Geschlossene Fondsbeteiligungen (häufig Kommanditanteile an GmbH & Co. KG oder ähnlichen Vehikeln) sind für Erben oft ein Buch mit sieben Siegeln: Illiquide, schwer zu bewerten und mit Verbindlichkeiten oder Nachschusspflichten belastet. Zwei aktuelle Entscheidungen des Bundesgerichtshofs (BGH) aus 2024 geben Erben, Testamentsvollstreckern und Nachlassverwaltern nun wichtige Orientierung, wie mit solchen Beteiligungen verfahren werden darf und welche Rechte und Pflichten bestehen insbesondere wenn ein Verkauf angedacht ist.
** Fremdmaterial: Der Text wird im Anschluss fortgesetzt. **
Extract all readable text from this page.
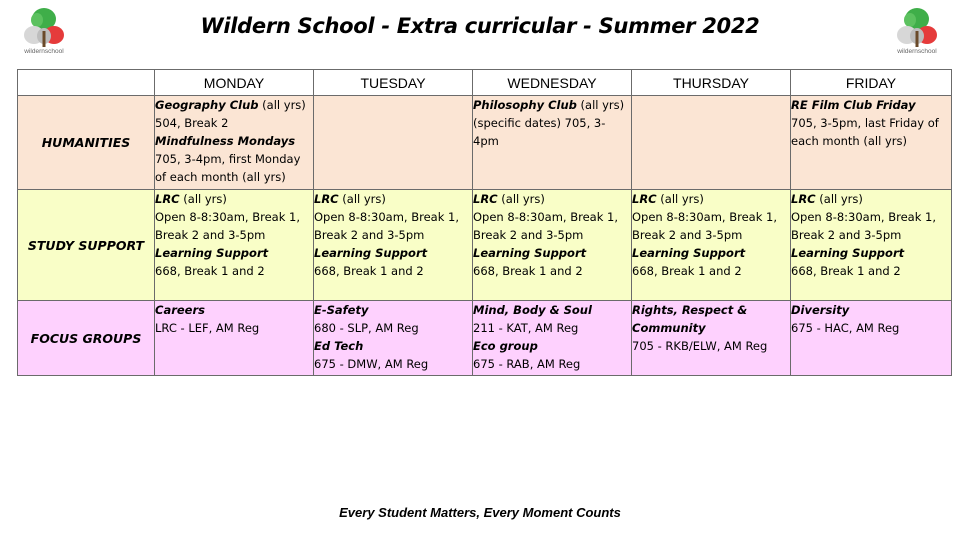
wildernschool	wildernschool
Wildern School - Extra curricular - Summer 2022
	MONDAY	TUESDAY	WEDNESDAY	THURSDAY	FRIDAY
HUMANITIES	Geography Club (all yrs)
504, Break 2
Mindfulness Mondays
705, 3-4pm, first Monday of each month (all yrs)		Philosophy Club (all yrs)
(specific dates) 705, 3-4pm		RE Film Club Friday
705, 3-5pm, last Friday of each month (all yrs)
STUDY SUPPORT	LRC (all yrs)
Open 8-8:30am, Break 1, Break 2 and 3-5pm
Learning Support
668, Break 1 and 2	LRC (all yrs)
Open 8-8:30am, Break 1, Break 2 and 3-5pm
Learning Support
668, Break 1 and 2	LRC (all yrs)
Open 8-8:30am, Break 1, Break 2 and 3-5pm
Learning Support
668, Break 1 and 2	LRC (all yrs)
Open 8-8:30am, Break 1, Break 2 and 3-5pm
Learning Support
668, Break 1 and 2	LRC (all yrs)
Open 8-8:30am, Break 1, Break 2 and 3-5pm
Learning Support
668, Break 1 and 2
FOCUS GROUPS	Careers
LRC - LEF, AM Reg	E-Safety
680 - SLP, AM Reg
Ed Tech
675 - DMW, AM Reg	Mind, Body & Soul
211 - KAT, AM Reg
Eco group
675 - RAB, AM Reg	Rights, Respect & Community
705 - RKB/ELW, AM Reg	Diversity
675 - HAC, AM Reg
Every Student Matters, Every Moment Counts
Kurzfassung der wichtigsten Entscheidungen

  • Mit Beschluss vom 12. März 2024 (II ZB 4/23) stellte der BGH klar, dass ein durch Sonderrechtsnachfolge (z. B. Abtretung, Zuwendung) erworbener Kommanditanteil der dauerhaften Testamentsvollstreckung unterliegen kann und zwar auch dann, wenn der Erbe bereits Gesellschafter war. Praktische Folge: Testamentsvollstrecker behalten Befugnisse über die Verfügungen und damit auch über Veräußerungen des Anteils, sofern der Gesellschaftsvertrag dies zulässt oder die Anordnung entsprechend erging.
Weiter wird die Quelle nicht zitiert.